26. The method according to claim 25, wherein the preparing step comprises forming a relief structure in the first and second film layers, the relief structure forming the cavity structure, after the step of connecting the first film layer and the second film layer.

27. The method according to claim 25, further comprising:

introducing a pressure fluid between the first and second film layers, in a heated state, in order to widen the cavity structure, with the aid of a matrix in order to limit widening.

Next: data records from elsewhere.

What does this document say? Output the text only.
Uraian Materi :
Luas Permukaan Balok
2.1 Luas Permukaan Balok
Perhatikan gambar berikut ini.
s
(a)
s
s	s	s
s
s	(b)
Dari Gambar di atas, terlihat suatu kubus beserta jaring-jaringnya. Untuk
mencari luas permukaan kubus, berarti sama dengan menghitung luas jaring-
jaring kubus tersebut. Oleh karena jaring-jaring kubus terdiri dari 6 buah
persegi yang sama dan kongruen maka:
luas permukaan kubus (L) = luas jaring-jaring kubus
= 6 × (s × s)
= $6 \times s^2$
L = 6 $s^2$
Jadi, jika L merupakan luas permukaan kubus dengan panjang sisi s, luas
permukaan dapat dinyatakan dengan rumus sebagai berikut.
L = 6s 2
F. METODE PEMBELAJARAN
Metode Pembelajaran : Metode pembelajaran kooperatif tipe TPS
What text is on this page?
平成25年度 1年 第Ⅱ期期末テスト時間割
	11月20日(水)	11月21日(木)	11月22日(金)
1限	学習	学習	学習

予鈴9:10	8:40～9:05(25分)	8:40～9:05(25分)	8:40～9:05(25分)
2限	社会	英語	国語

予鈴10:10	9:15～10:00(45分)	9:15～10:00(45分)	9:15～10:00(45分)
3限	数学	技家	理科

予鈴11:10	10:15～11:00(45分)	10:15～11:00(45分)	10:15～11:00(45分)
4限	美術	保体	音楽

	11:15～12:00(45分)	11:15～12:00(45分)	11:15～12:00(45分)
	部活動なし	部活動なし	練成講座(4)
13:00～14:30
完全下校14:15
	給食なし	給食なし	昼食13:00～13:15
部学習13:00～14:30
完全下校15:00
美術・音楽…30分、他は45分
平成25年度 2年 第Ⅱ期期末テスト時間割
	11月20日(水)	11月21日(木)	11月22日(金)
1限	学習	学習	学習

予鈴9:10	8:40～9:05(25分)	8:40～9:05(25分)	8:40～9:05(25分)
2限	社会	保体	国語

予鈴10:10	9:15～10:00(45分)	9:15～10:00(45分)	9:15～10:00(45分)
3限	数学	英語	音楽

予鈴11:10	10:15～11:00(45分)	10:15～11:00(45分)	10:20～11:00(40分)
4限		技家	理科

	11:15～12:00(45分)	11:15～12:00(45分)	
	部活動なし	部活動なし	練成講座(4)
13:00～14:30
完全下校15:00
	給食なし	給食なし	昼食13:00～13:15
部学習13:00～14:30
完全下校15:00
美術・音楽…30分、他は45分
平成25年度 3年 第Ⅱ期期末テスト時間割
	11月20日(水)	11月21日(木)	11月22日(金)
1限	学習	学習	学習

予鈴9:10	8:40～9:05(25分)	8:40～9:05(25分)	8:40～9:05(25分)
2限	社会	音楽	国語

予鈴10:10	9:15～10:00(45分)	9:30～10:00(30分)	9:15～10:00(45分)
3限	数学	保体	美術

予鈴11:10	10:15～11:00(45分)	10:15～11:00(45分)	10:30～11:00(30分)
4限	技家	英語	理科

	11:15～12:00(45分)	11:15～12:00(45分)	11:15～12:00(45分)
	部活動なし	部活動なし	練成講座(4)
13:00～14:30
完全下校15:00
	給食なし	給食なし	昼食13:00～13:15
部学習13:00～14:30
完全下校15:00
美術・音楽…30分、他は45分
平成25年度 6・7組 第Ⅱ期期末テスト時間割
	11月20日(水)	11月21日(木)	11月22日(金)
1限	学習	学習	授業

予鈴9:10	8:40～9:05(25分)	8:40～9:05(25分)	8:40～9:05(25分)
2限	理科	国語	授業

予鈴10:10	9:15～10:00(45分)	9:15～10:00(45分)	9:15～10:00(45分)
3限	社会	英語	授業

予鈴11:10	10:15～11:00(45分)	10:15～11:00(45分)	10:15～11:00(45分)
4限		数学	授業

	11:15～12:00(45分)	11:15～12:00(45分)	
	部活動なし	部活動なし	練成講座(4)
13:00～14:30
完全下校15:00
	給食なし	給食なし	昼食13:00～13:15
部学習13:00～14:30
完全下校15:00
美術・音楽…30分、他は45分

28. The method according to claim 26, further comprising:

forming a substantially circumferential frame structure on an edge on both sides of a dividing plane defined between the first and second film layers.

29. An electrochemical energy storage device comprising a plurality of flat electrochemical energy storage cells whose sides face each other and which are arranged in a stack, a cooling element disposed between each two storage cells, a cooling element formed according to claim 16, wherein heat transfer medium charging connections and heat transfer medium discharging connections of the cooling elements in the electrochemical storage device are respectively connected with a heat transfer medium supply circuit.

30. The cooling element according to claim 20, wherein edge regions of the film layers of the heat exchanger structure are received between film layers of the frame structure.

31. The cooling element according to claim 20, wherein the frame structure is formed of folded edge portions of the film layers of the heat exchanger structure or the frame structure is sprayed or glued onto edge portions of the film layers of the heat exchanger structure as a molding.

32. The cooling element according to claim 21, wherein the stiffening structure includes a plurality of ribs.

33. The cooling element according to claim 23, wherein the film layers comprise PE, PC, PP, PVC, PS or a composite film or a laminate film.

34. The cooling element according to claim 23, wherein the substance influencing conductivity includes quartz powder, glass, metals, aluminum nitride powder or carbon.

35. The cooling element according to claim 24, wherein the liquid heat transfer medium includes a mixture of water and an alcohol at a ration of at least 50:50.